Define a relation on the set of all real numbers $x, y \in \mathbb{R}$:
$x ≃ y$ if and only if $x − y \in \mathbb{Z}$
Prove that this is an equivalence relation, and find the equivalence class of the number $1/3$.

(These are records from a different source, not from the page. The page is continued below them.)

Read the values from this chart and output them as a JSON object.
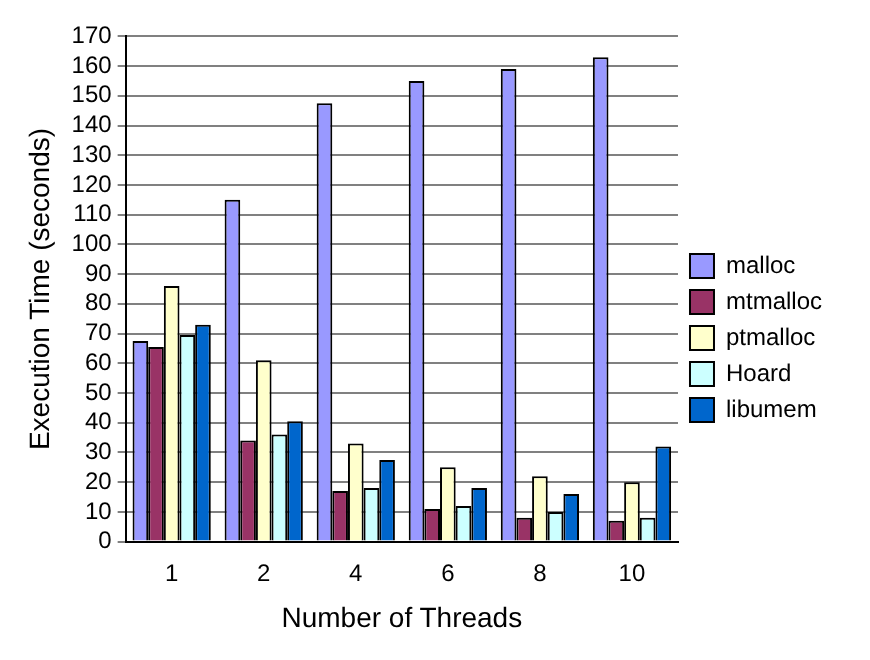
{
  "chart_data": {
    "type": "bar",
    "xlabel": "Number of Threads",
    "ylabel": "Execution Time (seconds)",
    "categories": [
      "1",
      "2",
      "4",
      "6",
      "8",
      "10"
    ],
    "series": [
      {
        "name": "malloc",
        "color": "#9999ff",
        "values": [
          67.5,
          115,
          147.5,
          155,
          159,
          163
        ]
      },
      {
        "name": "mtmalloc",
        "color": "#993366",
        "values": [
          65.5,
          34,
          17,
          11,
          8,
          7
        ]
      },
      {
        "name": "ptmalloc",
        "color": "#ffffcc",
        "values": [
          86,
          61,
          33,
          25,
          22,
          20
        ]
      },
      {
        "name": "Hoard",
        "color": "#ccffff",
        "values": [
          69.5,
          36,
          18,
          12,
          10,
          8
        ]
      },
      {
        "name": "libumem",
        "color": "#0066cc",
        "values": [
          73,
          40.5,
          27.5,
          18,
          16,
          32
        ]
      }
    ],
    "ylim": [
      0,
      170
    ],
    "yticks": [
      0,
      10,
      20,
      30,
      40,
      50,
      60,
      70,
      80,
      90,
      100,
      110,
      120,
      130,
      140,
      150,
      160,
      170
    ],
    "grid": "y",
    "legend": "right"
  }
}
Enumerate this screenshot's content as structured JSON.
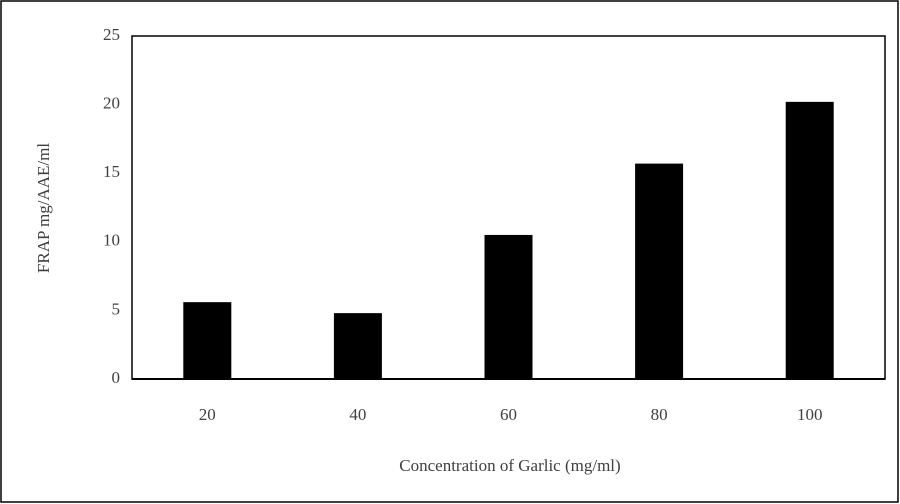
{
  "chart_data": {
    "type": "bar",
    "xlabel": "Concentration of Garlic (mg/ml)",
    "ylabel": "FRAP mg/AAE/ml",
    "categories": [
      "20",
      "40",
      "60",
      "80",
      "100"
    ],
    "values": [
      5.6,
      4.8,
      10.5,
      15.7,
      20.2
    ],
    "color": "#000000",
    "ylim": [
      0,
      25
    ],
    "yticks": [
      0,
      5,
      10,
      15,
      20,
      25
    ],
    "grid": false
  }
}
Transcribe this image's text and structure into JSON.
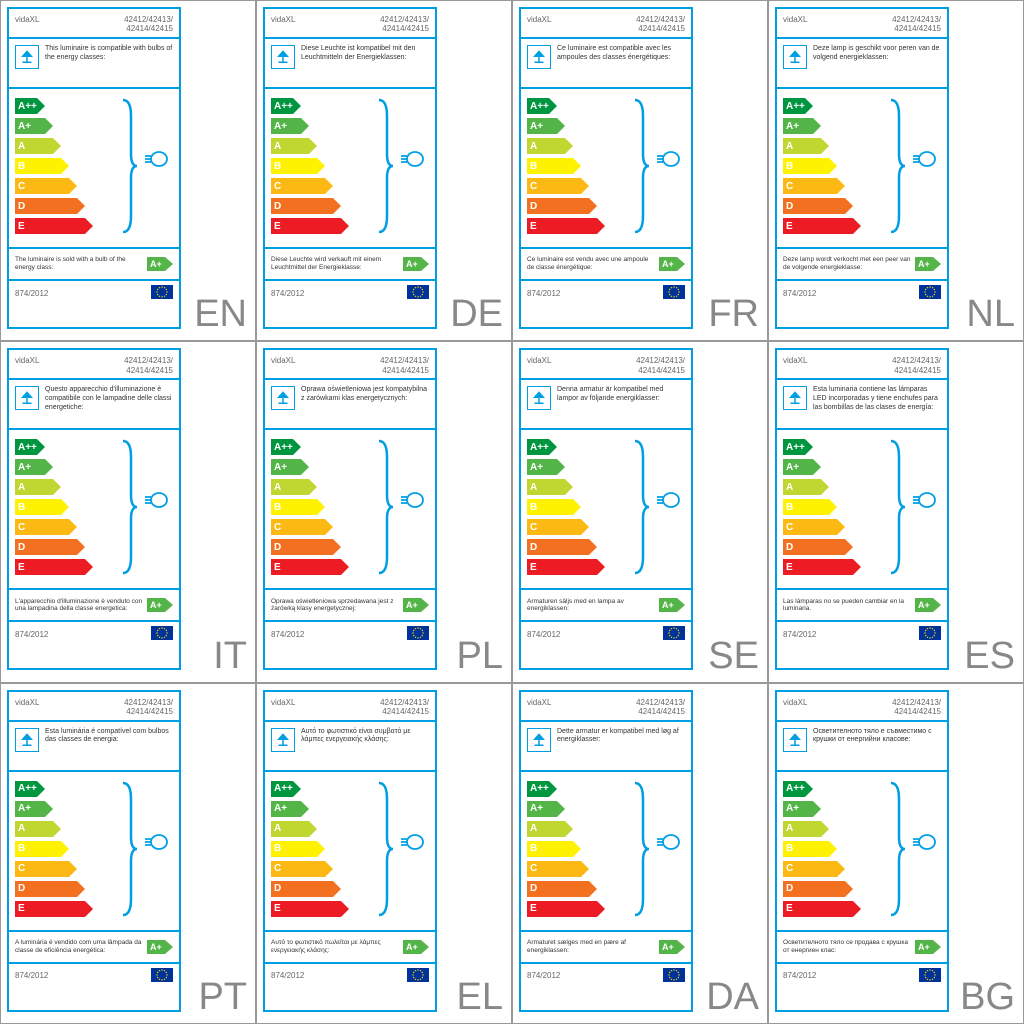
{
  "brand": "vidaXL",
  "model_line1": "42412/42413/",
  "model_line2": "42414/42415",
  "regulation": "874/2012",
  "sold_class": "A+",
  "sold_class_color": "#53b447",
  "brace_color": "#009fe3",
  "bulb_stroke": "#009fe3",
  "classes": [
    {
      "label": "A++",
      "width": 22,
      "color": "#009640"
    },
    {
      "label": "A+",
      "width": 30,
      "color": "#53b447"
    },
    {
      "label": "A",
      "width": 38,
      "color": "#bfd730"
    },
    {
      "label": "B",
      "width": 46,
      "color": "#fff200"
    },
    {
      "label": "C",
      "width": 54,
      "color": "#fdb913"
    },
    {
      "label": "D",
      "width": 62,
      "color": "#f37021"
    },
    {
      "label": "E",
      "width": 70,
      "color": "#ed1c24"
    }
  ],
  "labels": [
    {
      "lang": "EN",
      "desc": "This luminaire is compatible with bulbs of the energy classes:",
      "sold": "The luminaire is sold with a bulb of the energy class:"
    },
    {
      "lang": "DE",
      "desc": "Diese Leuchte ist kompatibel mit den Leuchtmitteln der Energieklassen:",
      "sold": "Diese Leuchte wird verkauft mit einem Leuchtmittel der Energieklasse:"
    },
    {
      "lang": "FR",
      "desc": "Ce luminaire est compatible avec les ampoules des classes énergétiques:",
      "sold": "Ce luminaire est vendu avec une ampoule de classe énergétique:"
    },
    {
      "lang": "NL",
      "desc": "Deze lamp is geschikt voor peren van de volgend energieklassen:",
      "sold": "Deze lamp wordt verkocht met een peer van de volgende energieklasse:"
    },
    {
      "lang": "IT",
      "desc": "Questo apparecchio d'illuminazione è compatibile con le lampadine delle classi energetiche:",
      "sold": "L'apparecchio d'illuminazione è venduto con una lampadina della classe energetica:"
    },
    {
      "lang": "PL",
      "desc": "Oprawa oświetleniowa jest kompatybilna z żarówkami klas energetycznych:",
      "sold": "Oprawa oświetleniowa sprzedawana jest z żarówką klasy energetycznej:"
    },
    {
      "lang": "SE",
      "desc": "Denna armatur är kompatibel med lampor av följande energiklasser:",
      "sold": "Armaturen säljs med en lampa av energiklassen:"
    },
    {
      "lang": "ES",
      "desc": "Esta luminaria contiene las lámparas LED incorporadas y tiene enchufes para las bombillas de las clases de energía:",
      "sold": "Las lámparas no se pueden cambiar en la luminaria."
    },
    {
      "lang": "PT",
      "desc": "Esta luminária é compatível com bulbos das classes de energia:",
      "sold": "A luminária é vendido com uma lâmpada da classe de eficiência energética:"
    },
    {
      "lang": "EL",
      "desc": "Αυτό το φωτιστικό είναι συμβατό με λάμπες ενεργειακής κλάσης:",
      "sold": "Αυτό το φωτιστικό πωλείται με λάμπες ενεργειακής κλάσης:"
    },
    {
      "lang": "DA",
      "desc": "Dette armatur er kompatibel med løg af energiklasser:",
      "sold": "Armaturet sælges med en pære af energiklassen:"
    },
    {
      "lang": "BG",
      "desc": "Осветителното тяло е съвместимо с крушки от енергийни класове:",
      "sold": "Осветителното тяло се продава с крушка от енергиен клас:"
    }
  ]
}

I proved that the relation is:
reflexive
$$x-x = 0 \in \mathbb{Z}$$
symmetric
$$x-y = y-x \in \mathbb{Z}$$
transitive
$$x-y \in \mathbb{Z}$$
$$y-z \in \mathbb{Z}$$
$$x-z \in \mathbb{Z}$$
Are these proofs enough?
I'm stuck on the step where I need to find the equivalence class.
On
An equivalence class of an element $x$ is the set of all elements which are in relation $\sim$ with $x$. In your case $x=1/3$, so the equivalence class is the set of all elements $y$ such that $\frac{1}{3}-y = k \in \mathbb Z$. It follows that $y=\frac{1}{3}-k = l+\frac{1}{3}$, $l \in \mathbb Z$. Therefore, the equivalence class of $\frac{1}{3}$ is
$$\left[\frac{1}{3}\right]_\sim = \left\{k+\frac{1}{3} : k\in \mathbb Z\right\}$$
Described in common language, this is the set of all fractions with $3$ in the denominator and their numerator divided by $3$ gives the remainder $1$. Some of these numbers are $\frac{1}{3}, \frac{4}{3}, \frac{7}{3}, \cdots$
Opps, carefull: $$x-y\ne y-x$$
You should write: if $x\sim y$ then $x-y\in Z$ so $-(x-y) = y-x\in Z$ so $y\sim x$.
Also, if $x\sim y$ and $y\sim z$ then $x-y,y-z\in Z$, so $(x-y)+(y-z) \in Z$ so $x-z\in Z$ so $x\sim z$.
And equivance class is $$Z+{1\over 3} = \{...-{5\over 3},-{2\over 3},{1\over 3}, {4\over 3},{7\over 3},...\}$$